Restoring a Latin Landmark
The restoration of a garden in Venezuela's largest urban park is a model for other Latin American cities.

By Jimena Martignoni

Restoring a Latin Landmark
Gabriel Reig

In 1958 Brazilian artist and landscape designer Roberto Burle Marx outlined his vision for Parque del Este, a 190-acre public park on the eastern side of downtown Caracas, Venezuela’s capital city. Two landscape architects, Fernando Tabora and John Stoddart, assisted by a team of architects and botanists, translated Burle Marx’s loose, artistic drawings into an intricate modernist landscape of organic landforms and water features, curving paths, and splendid views.

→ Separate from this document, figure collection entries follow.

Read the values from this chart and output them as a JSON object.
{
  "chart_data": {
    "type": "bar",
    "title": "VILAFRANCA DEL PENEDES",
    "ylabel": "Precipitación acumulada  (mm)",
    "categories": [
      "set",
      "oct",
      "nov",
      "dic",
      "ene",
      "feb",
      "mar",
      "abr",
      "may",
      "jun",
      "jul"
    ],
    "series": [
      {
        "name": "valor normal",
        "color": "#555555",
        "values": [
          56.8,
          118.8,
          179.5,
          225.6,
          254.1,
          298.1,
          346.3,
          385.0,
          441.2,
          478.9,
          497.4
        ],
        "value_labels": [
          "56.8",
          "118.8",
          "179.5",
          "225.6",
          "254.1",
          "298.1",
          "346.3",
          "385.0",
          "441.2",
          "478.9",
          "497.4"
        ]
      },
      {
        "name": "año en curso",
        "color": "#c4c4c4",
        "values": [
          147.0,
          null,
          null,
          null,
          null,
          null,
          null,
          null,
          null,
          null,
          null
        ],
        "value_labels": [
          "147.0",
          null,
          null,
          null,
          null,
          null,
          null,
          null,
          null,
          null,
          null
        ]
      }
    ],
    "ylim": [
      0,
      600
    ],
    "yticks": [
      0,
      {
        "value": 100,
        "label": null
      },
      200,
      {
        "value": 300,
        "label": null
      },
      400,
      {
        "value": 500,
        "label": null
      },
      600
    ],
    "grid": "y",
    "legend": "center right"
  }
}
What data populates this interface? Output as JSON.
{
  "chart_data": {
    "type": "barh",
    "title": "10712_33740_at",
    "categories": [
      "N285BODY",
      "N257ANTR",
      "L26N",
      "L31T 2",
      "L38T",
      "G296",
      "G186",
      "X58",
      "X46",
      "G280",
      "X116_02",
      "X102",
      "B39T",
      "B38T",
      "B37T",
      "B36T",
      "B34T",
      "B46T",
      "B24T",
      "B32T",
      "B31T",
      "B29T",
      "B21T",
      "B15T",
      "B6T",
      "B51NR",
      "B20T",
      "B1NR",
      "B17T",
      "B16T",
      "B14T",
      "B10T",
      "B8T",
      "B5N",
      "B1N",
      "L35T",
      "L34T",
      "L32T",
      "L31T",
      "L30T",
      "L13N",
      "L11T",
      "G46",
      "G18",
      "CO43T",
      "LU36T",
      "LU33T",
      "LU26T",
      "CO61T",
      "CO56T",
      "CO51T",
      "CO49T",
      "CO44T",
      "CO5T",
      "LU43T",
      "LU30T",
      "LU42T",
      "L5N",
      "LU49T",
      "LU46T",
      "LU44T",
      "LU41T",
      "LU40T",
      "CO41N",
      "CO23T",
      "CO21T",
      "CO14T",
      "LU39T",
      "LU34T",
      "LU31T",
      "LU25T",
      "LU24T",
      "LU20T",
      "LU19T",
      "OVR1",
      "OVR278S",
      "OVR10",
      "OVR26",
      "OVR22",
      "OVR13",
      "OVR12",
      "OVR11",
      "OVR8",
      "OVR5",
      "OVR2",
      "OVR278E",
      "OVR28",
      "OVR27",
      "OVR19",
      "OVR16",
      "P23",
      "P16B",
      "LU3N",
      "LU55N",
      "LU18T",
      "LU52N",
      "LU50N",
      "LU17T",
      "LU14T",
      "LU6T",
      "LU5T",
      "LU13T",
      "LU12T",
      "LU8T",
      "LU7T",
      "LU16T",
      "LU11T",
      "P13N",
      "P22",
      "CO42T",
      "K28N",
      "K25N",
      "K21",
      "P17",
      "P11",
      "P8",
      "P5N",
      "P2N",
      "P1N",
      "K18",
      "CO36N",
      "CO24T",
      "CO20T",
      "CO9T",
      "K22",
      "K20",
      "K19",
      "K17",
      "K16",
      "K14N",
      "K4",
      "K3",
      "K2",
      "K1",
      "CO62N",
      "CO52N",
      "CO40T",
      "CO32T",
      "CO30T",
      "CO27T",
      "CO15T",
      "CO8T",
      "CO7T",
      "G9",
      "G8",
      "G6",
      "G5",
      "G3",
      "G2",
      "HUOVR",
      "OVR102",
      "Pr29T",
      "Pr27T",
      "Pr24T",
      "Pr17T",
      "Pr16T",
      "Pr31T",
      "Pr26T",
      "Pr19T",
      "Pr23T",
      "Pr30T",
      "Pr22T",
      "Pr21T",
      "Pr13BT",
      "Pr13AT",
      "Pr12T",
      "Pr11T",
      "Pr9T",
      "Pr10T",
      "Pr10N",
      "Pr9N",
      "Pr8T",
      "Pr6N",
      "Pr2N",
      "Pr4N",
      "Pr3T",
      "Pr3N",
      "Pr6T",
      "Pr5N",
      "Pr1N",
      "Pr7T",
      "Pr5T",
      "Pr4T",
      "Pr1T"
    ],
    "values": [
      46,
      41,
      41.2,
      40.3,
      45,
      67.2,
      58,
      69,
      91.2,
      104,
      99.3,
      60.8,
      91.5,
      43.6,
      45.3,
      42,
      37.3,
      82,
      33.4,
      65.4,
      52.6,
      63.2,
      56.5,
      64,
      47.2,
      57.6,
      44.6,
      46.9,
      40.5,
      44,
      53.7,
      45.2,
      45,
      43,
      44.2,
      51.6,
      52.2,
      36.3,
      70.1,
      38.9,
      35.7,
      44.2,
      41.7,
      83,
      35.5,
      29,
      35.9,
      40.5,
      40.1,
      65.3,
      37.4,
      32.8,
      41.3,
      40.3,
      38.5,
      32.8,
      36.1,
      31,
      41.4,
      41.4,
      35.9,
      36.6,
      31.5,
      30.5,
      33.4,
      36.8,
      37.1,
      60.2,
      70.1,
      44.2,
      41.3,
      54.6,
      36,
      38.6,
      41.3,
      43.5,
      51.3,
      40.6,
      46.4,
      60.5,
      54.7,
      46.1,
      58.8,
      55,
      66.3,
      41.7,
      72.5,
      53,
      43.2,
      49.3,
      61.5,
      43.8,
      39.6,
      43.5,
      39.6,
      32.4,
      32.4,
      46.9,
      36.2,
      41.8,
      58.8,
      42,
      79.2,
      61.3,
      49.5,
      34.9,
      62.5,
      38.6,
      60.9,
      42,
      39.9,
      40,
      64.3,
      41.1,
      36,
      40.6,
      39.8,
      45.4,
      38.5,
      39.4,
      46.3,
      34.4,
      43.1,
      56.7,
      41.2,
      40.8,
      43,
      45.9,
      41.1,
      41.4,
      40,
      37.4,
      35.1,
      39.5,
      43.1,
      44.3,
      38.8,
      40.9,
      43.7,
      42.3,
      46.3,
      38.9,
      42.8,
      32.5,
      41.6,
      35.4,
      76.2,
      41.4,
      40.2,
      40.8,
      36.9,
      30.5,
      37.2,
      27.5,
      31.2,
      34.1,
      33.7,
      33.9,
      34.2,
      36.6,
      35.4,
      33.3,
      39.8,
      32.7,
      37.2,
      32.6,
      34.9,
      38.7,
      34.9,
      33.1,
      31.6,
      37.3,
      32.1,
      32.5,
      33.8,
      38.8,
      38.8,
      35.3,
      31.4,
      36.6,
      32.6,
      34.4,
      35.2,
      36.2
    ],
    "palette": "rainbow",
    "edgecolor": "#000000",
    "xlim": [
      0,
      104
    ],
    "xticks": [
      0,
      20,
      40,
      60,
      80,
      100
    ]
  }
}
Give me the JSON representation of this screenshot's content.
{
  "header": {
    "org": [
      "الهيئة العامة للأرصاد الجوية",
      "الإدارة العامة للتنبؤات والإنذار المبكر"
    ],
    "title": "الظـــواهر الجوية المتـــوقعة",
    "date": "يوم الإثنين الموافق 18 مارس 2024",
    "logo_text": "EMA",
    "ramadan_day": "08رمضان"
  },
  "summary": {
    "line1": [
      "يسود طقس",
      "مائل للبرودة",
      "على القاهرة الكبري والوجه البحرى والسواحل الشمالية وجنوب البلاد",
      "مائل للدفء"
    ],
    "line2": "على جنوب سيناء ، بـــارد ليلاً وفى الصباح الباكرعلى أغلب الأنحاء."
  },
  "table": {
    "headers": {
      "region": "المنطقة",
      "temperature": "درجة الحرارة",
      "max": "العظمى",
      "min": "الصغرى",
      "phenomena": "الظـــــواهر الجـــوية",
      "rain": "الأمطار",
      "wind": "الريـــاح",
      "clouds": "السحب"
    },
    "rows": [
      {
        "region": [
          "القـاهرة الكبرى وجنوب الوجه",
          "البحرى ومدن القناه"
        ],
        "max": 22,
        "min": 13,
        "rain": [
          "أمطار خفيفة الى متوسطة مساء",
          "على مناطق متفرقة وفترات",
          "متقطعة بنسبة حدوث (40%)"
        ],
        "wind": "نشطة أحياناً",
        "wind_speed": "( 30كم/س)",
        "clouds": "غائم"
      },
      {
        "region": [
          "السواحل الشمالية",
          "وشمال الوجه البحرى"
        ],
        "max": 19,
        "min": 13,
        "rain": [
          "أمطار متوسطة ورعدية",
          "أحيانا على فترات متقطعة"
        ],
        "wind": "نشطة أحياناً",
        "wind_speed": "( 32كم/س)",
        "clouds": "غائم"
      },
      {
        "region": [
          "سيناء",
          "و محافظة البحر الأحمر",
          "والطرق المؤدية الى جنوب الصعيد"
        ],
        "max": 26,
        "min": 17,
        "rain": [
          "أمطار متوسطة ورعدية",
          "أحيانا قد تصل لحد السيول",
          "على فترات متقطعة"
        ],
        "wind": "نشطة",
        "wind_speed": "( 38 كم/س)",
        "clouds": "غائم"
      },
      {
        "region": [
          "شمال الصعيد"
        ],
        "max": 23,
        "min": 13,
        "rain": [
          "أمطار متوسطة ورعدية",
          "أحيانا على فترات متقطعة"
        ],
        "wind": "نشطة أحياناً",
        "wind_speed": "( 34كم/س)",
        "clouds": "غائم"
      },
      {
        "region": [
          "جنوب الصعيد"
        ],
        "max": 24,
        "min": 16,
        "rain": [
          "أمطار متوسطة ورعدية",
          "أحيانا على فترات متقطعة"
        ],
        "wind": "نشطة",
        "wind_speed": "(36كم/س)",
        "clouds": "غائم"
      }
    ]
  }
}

Burle Marx, who was already known for his appreciation of Latin American flora, incorporated regional plants to express the exuberant richness of the Venezuelan landscape. Built at a time when Venezuela was emerging into democracy, Parque del Este broke with the centuries-old imitation of European formal design and made a proud statement of cultural independence. When the landscape team finished the park in 1963, it had created an icon—a new model for Venezuela’s urban landscapes.

Over time, the park saw more use than maintenance, as economic instability became, paradoxically, the most stable situation throughout the country. Today many water features are not working, some pools are empty, the lakes are fenced, and some groups of tropical plants have died and have not been replaced, leaving unsightly bare spots throughout the park.

In particular, el Jardín Xerofítico (Xerophytic Garden), a showcase of native, drought-tolerant flora in the park’s northwestern corner, showed the ravages of overuse and neglect. Here again, some plants died and were not replaced, opening passages that tempted visitors to take shortcuts off the paths, causing soil erosion. Other plants proliferated beyond their boundaries, invading walkways and obliterating the original design.

Today Parque del Este is in the midst of a sweeping revitalization project, which began with the renovation of el Jardín Xerofítico in 2004. Guided by the original landscape architects, the preservation team is piloting methods that may become as influential in Latin America as the original park design.